Die „Kindertotenlieder“ sind harte Kost. Es gibt für Eltern nichts Schlimmeres als ein Kind zu verlieren, und das war auch in den vergangenen Jahrhunderten nicht anders, egal wie hoch die Kindersterblichkeit jeweils gewesen sein mochte. Friedrich Rückert, der die Texte schrieb, verlor zwei seiner Kinder, Mahler eines. Angelika Kirchschlager sang den Zyklus nicht nur, sie gab der entsetzlichen Trauer, dem unstillbaren Schmerz einen so tiefempfundenen Ausdruck, dass man den Eindruck hatte, diese Lieder zum ersten Mal zu hören. Im abschließenden „In diesem Wetter, in diesem Braus“ sang und spielte die Mezzosopranistin die ohnmächtige Anklage fast wütend, mit unprätentiöser Überzeugung. Wer diese Lieder ohne Rührung hören kann, ist gefühlstot. Und viele Lübecker mussten erstmal hörbar schlucken, bevor sie sich zu einem begeisterten Applaus hinreißen ließen. Mahler wollte eigentlich gar keinen Beifall nach diesen Liedern, aber Frau Kirchschlager musste zu Recht mehrfach wieder auf das Podium.
Schostakowitschs 5. Symphonie hatte es in Lübeck bereits knapp drei Monate zuvor im Rahmen des „Schleswig-Holstein Musik Festivals“ unter Susanna Mälkki gegeben, die für den erkrankten Mariss Jansons eingesprungen war.

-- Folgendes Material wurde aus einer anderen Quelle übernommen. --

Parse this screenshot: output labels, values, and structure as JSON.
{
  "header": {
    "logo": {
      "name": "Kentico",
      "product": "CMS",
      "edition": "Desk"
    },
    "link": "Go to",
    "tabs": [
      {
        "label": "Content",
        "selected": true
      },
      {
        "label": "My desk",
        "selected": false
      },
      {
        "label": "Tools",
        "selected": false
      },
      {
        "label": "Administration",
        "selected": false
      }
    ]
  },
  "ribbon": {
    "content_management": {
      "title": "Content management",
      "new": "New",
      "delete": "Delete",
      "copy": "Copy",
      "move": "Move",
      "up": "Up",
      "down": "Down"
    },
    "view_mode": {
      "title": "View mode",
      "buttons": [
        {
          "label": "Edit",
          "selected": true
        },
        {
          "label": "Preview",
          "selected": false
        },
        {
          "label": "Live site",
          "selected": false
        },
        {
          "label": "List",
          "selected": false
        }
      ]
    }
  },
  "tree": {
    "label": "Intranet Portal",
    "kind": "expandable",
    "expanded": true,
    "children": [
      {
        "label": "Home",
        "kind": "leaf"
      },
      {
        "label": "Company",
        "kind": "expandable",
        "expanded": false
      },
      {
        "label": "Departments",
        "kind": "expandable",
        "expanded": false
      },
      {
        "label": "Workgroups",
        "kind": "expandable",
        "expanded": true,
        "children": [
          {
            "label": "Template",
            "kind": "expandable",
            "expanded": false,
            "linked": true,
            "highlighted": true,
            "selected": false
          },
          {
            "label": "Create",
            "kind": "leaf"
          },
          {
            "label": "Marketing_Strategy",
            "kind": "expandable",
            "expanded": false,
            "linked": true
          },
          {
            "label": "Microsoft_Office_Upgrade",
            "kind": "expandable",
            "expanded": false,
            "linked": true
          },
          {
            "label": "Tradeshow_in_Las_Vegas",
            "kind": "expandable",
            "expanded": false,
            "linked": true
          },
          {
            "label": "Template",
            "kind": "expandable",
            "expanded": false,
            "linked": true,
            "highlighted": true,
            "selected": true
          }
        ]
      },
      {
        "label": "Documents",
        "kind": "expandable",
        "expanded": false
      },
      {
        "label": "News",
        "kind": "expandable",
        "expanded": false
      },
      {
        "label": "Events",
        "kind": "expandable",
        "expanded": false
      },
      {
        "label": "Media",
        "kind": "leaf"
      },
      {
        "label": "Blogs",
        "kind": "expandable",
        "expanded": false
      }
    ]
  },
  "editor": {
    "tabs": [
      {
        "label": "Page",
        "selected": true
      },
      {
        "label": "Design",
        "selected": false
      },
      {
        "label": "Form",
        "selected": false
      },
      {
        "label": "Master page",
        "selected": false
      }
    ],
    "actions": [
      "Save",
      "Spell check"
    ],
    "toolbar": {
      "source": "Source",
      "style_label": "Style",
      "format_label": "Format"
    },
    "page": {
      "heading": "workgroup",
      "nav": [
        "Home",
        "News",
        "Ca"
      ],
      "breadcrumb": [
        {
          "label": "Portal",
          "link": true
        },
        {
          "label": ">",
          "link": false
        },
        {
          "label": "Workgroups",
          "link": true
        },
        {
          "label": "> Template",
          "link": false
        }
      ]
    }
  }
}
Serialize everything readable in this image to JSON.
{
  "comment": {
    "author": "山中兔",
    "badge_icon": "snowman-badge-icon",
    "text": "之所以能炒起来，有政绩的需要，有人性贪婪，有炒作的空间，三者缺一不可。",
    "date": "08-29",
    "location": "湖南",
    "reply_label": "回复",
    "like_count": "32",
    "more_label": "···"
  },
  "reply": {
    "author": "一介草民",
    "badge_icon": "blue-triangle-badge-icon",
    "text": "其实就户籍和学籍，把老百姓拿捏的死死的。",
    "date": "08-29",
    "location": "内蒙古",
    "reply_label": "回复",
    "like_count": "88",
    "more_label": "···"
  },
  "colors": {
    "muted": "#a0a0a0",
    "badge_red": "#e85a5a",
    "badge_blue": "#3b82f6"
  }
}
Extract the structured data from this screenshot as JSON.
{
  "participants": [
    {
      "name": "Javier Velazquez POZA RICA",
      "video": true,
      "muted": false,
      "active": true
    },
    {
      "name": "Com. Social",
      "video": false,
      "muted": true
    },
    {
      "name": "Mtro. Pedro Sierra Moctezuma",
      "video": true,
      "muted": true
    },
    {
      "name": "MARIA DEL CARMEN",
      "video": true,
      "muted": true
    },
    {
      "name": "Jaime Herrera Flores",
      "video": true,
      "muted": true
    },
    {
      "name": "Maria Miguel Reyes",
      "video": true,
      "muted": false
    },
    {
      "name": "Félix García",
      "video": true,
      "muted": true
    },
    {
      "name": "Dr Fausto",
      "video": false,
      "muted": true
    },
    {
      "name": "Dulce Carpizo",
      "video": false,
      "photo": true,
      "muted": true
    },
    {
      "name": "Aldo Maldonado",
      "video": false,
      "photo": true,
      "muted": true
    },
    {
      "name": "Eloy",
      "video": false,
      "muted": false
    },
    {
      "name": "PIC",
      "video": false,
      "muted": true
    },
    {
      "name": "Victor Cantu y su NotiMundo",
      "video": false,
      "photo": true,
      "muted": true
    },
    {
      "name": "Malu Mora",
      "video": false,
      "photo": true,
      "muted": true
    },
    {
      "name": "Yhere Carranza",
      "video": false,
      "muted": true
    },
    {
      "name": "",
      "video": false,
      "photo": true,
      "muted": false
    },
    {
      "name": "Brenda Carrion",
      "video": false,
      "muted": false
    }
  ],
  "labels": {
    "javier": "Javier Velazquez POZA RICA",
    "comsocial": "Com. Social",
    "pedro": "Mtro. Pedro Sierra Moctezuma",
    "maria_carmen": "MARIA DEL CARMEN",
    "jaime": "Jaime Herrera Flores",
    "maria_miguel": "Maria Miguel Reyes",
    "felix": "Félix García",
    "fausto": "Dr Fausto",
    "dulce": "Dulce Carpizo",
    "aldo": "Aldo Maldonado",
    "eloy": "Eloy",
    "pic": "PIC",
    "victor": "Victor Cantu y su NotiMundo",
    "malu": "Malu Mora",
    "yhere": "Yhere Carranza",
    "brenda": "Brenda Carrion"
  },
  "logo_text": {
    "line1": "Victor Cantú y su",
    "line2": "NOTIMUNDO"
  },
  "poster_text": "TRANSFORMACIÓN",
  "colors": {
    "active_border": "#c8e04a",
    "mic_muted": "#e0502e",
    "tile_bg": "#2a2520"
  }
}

Ihre kraftvoll-leuchtende Interpretation schien bereits nicht überbietbar, aber Vladar hatte noch eins draufgelegt.
Der „Sozialistische Realismus“, den das Werk als schützende Maske gegen den Stalin-Terror vor sich trägt, war auch bei der Uraufführung 1937 nur für „komplette Trottel“, wie Schostakowitsch selbst schrieb, unironisch wahrnehmbar. Aber von diesen Trotteln gab es reichlich, und sie waren lebensgefährlich. Glücklicherweise waren Stalin und seine Schergen unsensibel genug, um diese Musik nicht als Hohn-Jubel zu verstehen. Schostakowitsch hat Mahler sehr geliebt, das hört man auch dieser Symphonie an. Gerade die Ländler-Zitate im zweiten Satz sind eben in ihrer Ironie auch ein Gruß an den großen Gustav, und hinter dem scheinbar strahlenden Finale lauert, wie oft auch bei Mahler, die Katastrophe.
Die ungemein differenzierte Wiedergabe dieser farbenreichen Symphonie mit all ihren Brechungen und schroffen Wechseln auch innerhalb der Sätze zeigte, wozu das Philharmonische Orchester der Hansestadt in der Lage ist, wenn es mit einem Dirigenten wie Stefan Vladar zusammenarbeitet. Die ersten „Bravo“-Rufe schallten schon eine Sekunde nach den letzten Klängen durch die Halle – der brandende Applaus war absolut angemessen.
So möchte man wieder klatschen und „Bravo!“ rufen dürfen, gemeinsam von den Sesseln aufspringen und große Kunst feiern. Wenn wir uns alle in Geduld üben und uns noch eine Weile auf die Intimität der privaten Kammermusik reduzieren, dann wird sich das alles wieder ereignen dürfen. Auch wenn der Karfreitag fern des Zaubers verstrich – nächstes Ostern läuten wieder die Gralsglocken!